Day 1: Aberdeen, Scotland
Many of Aberdeen’s historic stone buildings are of locally quarried granite; high in mica, they can sparkle like silver. The city is famed for its forty-five parks, gardens, and floral displays. In recent years, Aberdeen has become the gateway to the North Sea oil industry, but the city retains its old world charm and is a wonderful place for a walkabout. We board the Ocean Endeavour in the afternoon.
Day 2: Stromness, Orkney Islands
Off the north coast of mainland Scotland, Orkney is a gateway to ancient realms. The ancient village of Skara Brae and the standing stones at Stenness and Brogdar reveal a palpable prehistoric presence. Neolithic archeological sites include villages, ceremonial sites, and burial chambers dating to 8,000 years ago. From Viking times, the Kings of Norway held a strong presence here until the sixteenth century. Stromness was the last European port of call for Hudson’s Bay Company ships and for the Franklin Expedition of 1845.
Day 3: Fair Isle
Fair Isle was a Viking hub and is now an idyllic island colony of artists and shepherds. Its sixty residents include global citizens who have relocated to help maintain Fair Isle’s traditions including world-famous woolen crafts. Fair Isle boasts sightings of three hundred and fifty bird species including puffins and great skuas in substantial numbers. The local museum is dedicated to preserving island heritage. The National Trust Bird Observatory is now being reconstructed after a fire in 2019.
Day 4: Suðuroy Island and Sumba, Faroe Islands
Suðuroy Island, Faroes, is famed for its dramatic cliffs towering over the North Atlantic. It’s a paradise for bird, including northern fulmars, European storm petrels, European shags, black-legged kittiwakes, Atlantic puffins, common guillemots, and black guillemots. The village of Sumba, population 239, occupied since the seventh century, is a stronghold of Faroese chain dancing. Hiking is excellent in the foothills of nearby Beinisvøro Mountain, affording spectacular, panoramic views of the region.
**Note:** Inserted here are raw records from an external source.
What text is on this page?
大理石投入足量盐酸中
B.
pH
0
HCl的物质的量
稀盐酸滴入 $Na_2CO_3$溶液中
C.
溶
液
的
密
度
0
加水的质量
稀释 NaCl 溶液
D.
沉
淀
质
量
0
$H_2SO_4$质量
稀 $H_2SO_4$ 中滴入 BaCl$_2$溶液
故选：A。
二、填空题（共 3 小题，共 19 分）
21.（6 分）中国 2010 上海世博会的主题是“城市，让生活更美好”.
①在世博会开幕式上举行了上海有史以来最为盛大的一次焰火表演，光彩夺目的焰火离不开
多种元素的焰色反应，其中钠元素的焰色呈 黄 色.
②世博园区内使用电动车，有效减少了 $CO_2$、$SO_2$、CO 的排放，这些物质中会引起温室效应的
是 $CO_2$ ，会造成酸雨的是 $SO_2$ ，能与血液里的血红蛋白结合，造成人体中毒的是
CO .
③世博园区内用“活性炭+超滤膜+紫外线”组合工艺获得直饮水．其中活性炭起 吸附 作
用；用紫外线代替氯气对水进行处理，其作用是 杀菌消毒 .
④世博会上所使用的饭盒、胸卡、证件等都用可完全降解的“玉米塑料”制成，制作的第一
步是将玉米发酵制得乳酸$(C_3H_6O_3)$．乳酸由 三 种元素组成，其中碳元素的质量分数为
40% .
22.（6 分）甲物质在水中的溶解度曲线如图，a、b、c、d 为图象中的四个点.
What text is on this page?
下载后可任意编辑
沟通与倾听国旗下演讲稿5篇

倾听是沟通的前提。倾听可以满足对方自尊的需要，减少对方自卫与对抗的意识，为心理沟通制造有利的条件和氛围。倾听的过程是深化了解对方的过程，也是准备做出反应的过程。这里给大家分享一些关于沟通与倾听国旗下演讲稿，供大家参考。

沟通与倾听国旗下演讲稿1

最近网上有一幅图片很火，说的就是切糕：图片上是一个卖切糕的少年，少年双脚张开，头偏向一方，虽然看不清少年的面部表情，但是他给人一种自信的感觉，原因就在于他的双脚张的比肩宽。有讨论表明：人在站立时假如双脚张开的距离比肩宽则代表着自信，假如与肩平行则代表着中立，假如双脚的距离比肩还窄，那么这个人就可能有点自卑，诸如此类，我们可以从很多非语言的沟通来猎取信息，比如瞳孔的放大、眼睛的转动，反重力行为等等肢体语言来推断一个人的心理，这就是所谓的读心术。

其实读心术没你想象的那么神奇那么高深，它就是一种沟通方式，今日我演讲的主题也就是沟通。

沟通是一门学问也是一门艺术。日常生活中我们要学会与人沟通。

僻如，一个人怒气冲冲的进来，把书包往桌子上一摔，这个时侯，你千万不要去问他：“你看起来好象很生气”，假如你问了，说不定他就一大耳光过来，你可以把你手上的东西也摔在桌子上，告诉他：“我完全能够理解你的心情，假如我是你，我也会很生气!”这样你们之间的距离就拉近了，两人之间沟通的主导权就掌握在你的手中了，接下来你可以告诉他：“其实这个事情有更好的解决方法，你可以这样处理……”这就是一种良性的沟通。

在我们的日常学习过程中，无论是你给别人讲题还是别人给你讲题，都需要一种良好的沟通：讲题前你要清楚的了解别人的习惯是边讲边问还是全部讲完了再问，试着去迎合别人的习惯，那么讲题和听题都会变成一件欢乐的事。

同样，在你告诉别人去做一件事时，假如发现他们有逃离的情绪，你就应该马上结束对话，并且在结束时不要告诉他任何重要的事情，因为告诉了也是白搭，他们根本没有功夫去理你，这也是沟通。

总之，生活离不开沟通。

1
Day 5: Tórshavn, Faroe Islands
Tórshavn, literally “Thor’s harbour,” is the Faroe Islands’ capital and largest town, with a population of 19,000. A former Viking trading centre, Tórshavn is a splendid little city to explore. The National Art Gallery is a treasure, surrounded by gorgeous grounds with walking trails. Nordic House is a must, widely considered the finest example of architecture in Scandinavia. Torshavn offers excellent shopping and handicrafts, restaurants and pubs, and a cathedral dating 1788.
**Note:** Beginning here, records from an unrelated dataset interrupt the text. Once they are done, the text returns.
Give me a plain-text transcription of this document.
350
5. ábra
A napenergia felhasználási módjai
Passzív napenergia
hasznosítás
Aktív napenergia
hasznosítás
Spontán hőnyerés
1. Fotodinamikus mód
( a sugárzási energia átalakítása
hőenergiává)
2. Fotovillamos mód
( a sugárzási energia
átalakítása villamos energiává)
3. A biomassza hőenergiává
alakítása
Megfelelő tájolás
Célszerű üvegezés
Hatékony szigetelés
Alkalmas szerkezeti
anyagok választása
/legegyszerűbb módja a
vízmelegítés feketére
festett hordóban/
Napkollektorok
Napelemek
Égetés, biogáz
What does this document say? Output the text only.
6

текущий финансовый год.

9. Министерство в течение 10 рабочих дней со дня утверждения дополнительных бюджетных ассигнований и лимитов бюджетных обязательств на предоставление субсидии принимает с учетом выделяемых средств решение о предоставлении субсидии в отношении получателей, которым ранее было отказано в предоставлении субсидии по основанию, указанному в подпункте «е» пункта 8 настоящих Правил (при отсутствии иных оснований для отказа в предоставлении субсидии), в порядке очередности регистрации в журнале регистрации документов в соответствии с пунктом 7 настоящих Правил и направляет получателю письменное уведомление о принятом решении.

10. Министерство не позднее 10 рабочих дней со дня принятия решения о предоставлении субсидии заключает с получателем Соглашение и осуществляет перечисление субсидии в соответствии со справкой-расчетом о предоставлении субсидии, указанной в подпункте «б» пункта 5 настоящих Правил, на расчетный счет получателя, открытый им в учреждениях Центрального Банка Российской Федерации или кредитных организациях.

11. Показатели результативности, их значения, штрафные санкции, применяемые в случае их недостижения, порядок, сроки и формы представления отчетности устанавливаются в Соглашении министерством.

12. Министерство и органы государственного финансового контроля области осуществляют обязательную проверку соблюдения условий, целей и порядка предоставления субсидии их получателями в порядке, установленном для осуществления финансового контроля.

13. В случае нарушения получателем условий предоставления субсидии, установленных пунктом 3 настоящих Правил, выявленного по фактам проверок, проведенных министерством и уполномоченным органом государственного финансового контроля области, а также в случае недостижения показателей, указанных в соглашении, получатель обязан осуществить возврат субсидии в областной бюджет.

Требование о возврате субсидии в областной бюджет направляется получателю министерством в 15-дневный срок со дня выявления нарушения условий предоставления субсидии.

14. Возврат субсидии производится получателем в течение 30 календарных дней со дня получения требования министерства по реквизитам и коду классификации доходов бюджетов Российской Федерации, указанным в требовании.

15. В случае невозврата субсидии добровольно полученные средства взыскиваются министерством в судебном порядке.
Day 6-7: Western Faroe Islands
The northwestern shores of Eysturoy and Streymoy islands are beyond spectacular. Hiking, birding and photography are outstanding. Charming villages connected by high-tech tunnels through mountains and beneath the ocean floor are a unique and startling feature of Faroese life. The spectacular waterfall at Gásadalur is reached through one such tunnel—but look for the old switchback trail over the mountain, once used by the local postman!
Day 8: Mykines Island
Mykines is the westernmost of the Faroes and a geological marvel. Great columns of balsalt (called the Stone-wood) tower thirty metres above the ocean. On the western end of the island, connected by a forty-metre footbridge, is the islet Mykinshólmur, famed for its sea stacks and a lighthouse dating to 1909. Mykines has been identified as an Important Bird Area by BirdLife International for its large numbers of puffins and gannets, guillemots, razorbills, northern fulmurs, Manx shearwaters, European storm petrels, European shags, and black-legged kittiwakes.
Day 9: At Sea
Today we will enjoy a day at sea! With onboard education and time spent on-deck, we will keep our eyes open for marine wildlife and seabirds!
Day 10: Heimaey, Vestmannaeyjar (Westman Islands)
Vestmannaeyjar lies off the south coast of Iceland and comprises fourteen islands, numerous rocks and skerries. Only the largest island, Heimaey, is inhabited.
Numerous species of seabirds, including the famous puffin, nest in the steep rock faces along the ocean cliffs. The volcanically active area has seen two major eruptions in recent times: the formation of the island of Surtsey in 1963, and the Eldfell eruption ten years later that destroyed much of Heimaey and nearly blocked its harbour.
Day 11 | Reykjavík
Reykjavík, “steamy bay”, is a cosmopolitan capital city on the site of what is believed to be the first permanent settlement in Iceland, established in AD 874. Entirely powered by geothermal energy, Reykjavik is among the cleanest, greenest, and safest cities in the world.
Night life, cuisine and culture are vibrant here during the summer months, when locals and visitors alike make the most of the midnight sun. The Culture House promotes Icelandic national heritage, including treasures like the Poetic Edda, and the Norse Sagas in their original manuscripts. Today we will disembark Ocean Endeavour and journey home!